I continued anyway to inspect my data. Then I tried to isolate some contrasts. I got my second question here: I am a bit confused with isolating contrast of a continuous variable. For example, by using code below, do I isolate fungal colonization-associated plant genes in my reference level (here WT) or in all samples?

res <- results(dds,name = "Fungal_biomass") 
summary(res$padj < 0.05 & res$log2FoldChange >1)
##    Mode   FALSE    TRUE 
## logical   22596     410

I thought I isolated colonization-induced genes in WT because it's the reference level, but 410 is much less than the number I expected. If I directly compare WT_Inoculated vs WT_Mock (set a categorical variable as either Inoculated or Mock), I can identify ~1400 genes using the same cut-off.

I tried another strategy to isolate contrast. In my metatable, I have a column named “Fungal_treatment” defining my samples are Inoculated or mock (although this column was not used in my design formula). But I managed to isolate contrast in this way:

WT_Inoculated <- colMeans(mod_mat[dds$Mutation == "WT" & dds$Fungal_treatment == "Inoculated",])
WT_mock <- colMeans(mod_mat[dds$Mutation == "WT" & dds$Fungal_treatment == "Mock",])
res_WT_Inoculated_vs_mock <- results(dds, contrast = WT_Inoculated - WT_mock)
summary(res_WT_Inoculated_vs_mock <- $padj < 0.05 & res_WT_Inoculated_vs_mock <- $log2FoldChange >1)
##    Mode   FALSE    TRUE 
## logical   21801    1205

In this way, I got a number that is expected (although slightly less than 1400). Here I have my third question: did I isolate the same contrast usign two methods?
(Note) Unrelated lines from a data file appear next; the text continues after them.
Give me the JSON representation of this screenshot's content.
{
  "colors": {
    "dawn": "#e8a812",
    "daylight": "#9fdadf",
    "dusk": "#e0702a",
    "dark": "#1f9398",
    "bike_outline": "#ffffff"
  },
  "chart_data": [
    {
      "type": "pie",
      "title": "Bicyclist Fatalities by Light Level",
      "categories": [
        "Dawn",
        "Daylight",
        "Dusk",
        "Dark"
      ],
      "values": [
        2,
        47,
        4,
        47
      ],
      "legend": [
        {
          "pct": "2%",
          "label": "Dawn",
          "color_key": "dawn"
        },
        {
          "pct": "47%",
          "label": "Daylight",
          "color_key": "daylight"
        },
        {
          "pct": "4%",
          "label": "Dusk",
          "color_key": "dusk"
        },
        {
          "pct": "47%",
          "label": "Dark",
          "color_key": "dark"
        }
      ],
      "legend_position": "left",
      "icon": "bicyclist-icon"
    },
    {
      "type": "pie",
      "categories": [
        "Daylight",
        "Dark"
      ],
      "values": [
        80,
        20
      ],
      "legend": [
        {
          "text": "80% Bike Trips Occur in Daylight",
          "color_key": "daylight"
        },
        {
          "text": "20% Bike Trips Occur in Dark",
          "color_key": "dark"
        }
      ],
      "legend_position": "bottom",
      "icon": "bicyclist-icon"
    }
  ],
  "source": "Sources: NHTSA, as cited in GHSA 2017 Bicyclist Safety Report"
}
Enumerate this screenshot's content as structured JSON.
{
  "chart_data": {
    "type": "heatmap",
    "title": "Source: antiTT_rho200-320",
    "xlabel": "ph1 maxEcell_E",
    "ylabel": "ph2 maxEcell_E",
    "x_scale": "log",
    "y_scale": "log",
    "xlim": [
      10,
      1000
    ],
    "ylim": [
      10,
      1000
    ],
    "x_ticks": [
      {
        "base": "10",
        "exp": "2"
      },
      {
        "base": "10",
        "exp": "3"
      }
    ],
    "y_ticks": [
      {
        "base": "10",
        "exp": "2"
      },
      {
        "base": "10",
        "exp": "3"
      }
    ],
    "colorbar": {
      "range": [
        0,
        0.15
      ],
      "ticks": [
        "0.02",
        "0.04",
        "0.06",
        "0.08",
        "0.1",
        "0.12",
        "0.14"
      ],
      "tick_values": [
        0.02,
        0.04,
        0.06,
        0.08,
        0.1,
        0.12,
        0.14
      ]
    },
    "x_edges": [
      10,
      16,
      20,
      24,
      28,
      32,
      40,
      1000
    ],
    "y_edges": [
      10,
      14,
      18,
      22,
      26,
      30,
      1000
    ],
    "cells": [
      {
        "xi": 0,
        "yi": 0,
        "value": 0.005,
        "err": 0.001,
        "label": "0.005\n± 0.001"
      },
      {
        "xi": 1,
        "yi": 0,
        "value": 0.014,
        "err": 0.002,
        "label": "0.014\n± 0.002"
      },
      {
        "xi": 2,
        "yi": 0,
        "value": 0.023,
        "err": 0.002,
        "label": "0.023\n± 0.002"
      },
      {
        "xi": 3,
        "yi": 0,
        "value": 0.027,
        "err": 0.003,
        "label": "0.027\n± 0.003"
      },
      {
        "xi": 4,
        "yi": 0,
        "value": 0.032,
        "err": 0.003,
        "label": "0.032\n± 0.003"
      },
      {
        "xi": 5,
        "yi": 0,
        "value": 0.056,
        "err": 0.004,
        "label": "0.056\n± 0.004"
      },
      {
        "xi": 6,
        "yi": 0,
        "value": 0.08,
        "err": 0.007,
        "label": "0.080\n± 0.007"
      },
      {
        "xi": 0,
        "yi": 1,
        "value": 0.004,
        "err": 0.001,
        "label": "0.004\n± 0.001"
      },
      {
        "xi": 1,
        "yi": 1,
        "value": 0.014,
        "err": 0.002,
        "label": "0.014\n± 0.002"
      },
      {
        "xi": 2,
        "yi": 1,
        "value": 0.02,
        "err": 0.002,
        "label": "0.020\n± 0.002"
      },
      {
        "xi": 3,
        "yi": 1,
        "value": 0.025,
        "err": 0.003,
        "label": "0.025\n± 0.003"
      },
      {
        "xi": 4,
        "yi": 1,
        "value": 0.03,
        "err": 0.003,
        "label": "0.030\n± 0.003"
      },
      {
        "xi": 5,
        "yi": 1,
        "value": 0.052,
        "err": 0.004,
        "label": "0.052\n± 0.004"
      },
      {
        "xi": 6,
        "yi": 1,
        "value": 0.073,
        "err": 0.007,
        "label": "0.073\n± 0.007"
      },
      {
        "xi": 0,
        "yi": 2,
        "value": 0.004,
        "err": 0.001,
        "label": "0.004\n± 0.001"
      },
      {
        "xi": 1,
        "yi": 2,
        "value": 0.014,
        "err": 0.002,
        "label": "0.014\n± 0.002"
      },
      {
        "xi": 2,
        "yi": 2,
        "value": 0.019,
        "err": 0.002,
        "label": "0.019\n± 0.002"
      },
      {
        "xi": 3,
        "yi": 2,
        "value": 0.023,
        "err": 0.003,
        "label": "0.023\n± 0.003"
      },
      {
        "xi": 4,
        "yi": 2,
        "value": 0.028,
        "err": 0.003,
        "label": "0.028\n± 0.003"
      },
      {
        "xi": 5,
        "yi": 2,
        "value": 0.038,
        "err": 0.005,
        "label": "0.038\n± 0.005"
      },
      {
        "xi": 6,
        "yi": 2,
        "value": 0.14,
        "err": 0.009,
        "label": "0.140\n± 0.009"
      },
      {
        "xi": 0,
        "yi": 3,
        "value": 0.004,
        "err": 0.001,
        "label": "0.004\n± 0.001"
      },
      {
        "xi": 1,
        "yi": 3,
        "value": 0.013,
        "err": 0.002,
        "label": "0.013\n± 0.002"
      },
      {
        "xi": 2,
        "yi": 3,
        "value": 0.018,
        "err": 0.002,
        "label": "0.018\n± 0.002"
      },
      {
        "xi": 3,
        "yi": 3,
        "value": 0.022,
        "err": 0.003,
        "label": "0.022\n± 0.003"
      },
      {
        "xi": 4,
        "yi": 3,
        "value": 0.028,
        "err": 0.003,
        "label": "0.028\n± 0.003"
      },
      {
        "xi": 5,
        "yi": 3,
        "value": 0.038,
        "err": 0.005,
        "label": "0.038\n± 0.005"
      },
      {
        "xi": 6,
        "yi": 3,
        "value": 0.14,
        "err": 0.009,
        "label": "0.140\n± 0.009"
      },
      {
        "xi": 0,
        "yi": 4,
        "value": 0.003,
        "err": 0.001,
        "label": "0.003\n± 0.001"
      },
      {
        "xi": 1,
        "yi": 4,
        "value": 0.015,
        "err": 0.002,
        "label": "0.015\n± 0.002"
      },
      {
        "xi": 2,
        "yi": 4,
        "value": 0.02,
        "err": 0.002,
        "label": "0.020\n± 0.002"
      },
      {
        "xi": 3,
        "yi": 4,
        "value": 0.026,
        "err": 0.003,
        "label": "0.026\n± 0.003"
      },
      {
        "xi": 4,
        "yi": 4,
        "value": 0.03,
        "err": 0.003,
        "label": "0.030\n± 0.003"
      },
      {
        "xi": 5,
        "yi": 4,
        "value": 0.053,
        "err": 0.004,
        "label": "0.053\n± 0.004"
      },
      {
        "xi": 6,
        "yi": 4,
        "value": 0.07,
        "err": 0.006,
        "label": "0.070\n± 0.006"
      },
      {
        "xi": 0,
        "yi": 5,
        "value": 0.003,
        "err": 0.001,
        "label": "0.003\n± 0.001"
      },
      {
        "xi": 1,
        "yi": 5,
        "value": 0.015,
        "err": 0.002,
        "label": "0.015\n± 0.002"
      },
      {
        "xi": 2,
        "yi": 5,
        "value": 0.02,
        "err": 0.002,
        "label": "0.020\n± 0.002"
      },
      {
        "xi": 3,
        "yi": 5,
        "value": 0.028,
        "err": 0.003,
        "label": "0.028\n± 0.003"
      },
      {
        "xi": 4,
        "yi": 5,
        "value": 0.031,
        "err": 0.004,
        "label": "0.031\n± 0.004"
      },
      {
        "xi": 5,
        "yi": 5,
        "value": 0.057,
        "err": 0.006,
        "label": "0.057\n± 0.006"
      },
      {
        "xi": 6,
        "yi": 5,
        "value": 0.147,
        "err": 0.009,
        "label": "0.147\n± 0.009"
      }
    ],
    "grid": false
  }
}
I thought so but the numbers are so different so I was confused.

Then the Last question: If I want to identify genes that were not induced by fungal colonization in mutant_F but were induced in WT while controling for different fungal colonization level in mutant F and WT (so those genes might be downstream target of gene F, but I want to rule out genes that were affected by the ~50% lower colonization level in mutant F compared to WT), shall I call results(dds,name = "Fungal_biomass.Mutation_Mutant_F" ), or results(dds,name = c(list (“Fungal_biomass”), list("Fungal_biomass.Mutation_Mutant_F" ))?

Below shows my resultnames:

resultsNames(dds)
##  [1] "Intercept"                               
##  [2] "Fungal_biomass"   
##  [3] "Mutation_Mutant_A_vs_WT"                        
##  [4] "Mutation_Mutant_B_vs_WT"        
##  [5] "Mutation_Mutant_C_vs_WT"           
##  [6] "Mutation_Mutant_D_vs_WT"           
##  [7] "Mutation_Mutant_E_vs_WT"           
##  [8] "Mutation_Mutant_F_vs_WT"           
## [9] "Fungal_biomass.Mutation_Mutant_A"   
## [10] "Fungal_biomass.Mutation_Mutant_B"  
## [11] "Fungal_biomass.Mutation_Mutant_C"  
## [12] "Fungal_biomass.Mutation_Mutant_D"  
## [13] "Fungal_biomass.Mutation_Mutant_E"  
## [14] "Fungal_biomass.Mutation_Mutant_F"

Any answers are appreciated. Thanks a lot!

I'd recommend collaborating with a local statistician or someone familiar with linear models in R, in order to plan the design and analysis. Unfortunately, I have to restrict my time on the support site to software related questions, but can't field statistical consultation questions here.

Regarding the non-converging rows, can you center and scale fungal biomass before running DESeq()? E.g.:

mu <- mean(dds$Fungal_biomass)
sigma <- sd(dds$Fungal_biomass)
dds$Fungal_biomass <- (dds$Fungal_biomass - mu) / sigma
# then DESeq()

this is usually printed as instructions when you create a dds object with a numeric covariate, unless you are using an older version of DESeq2.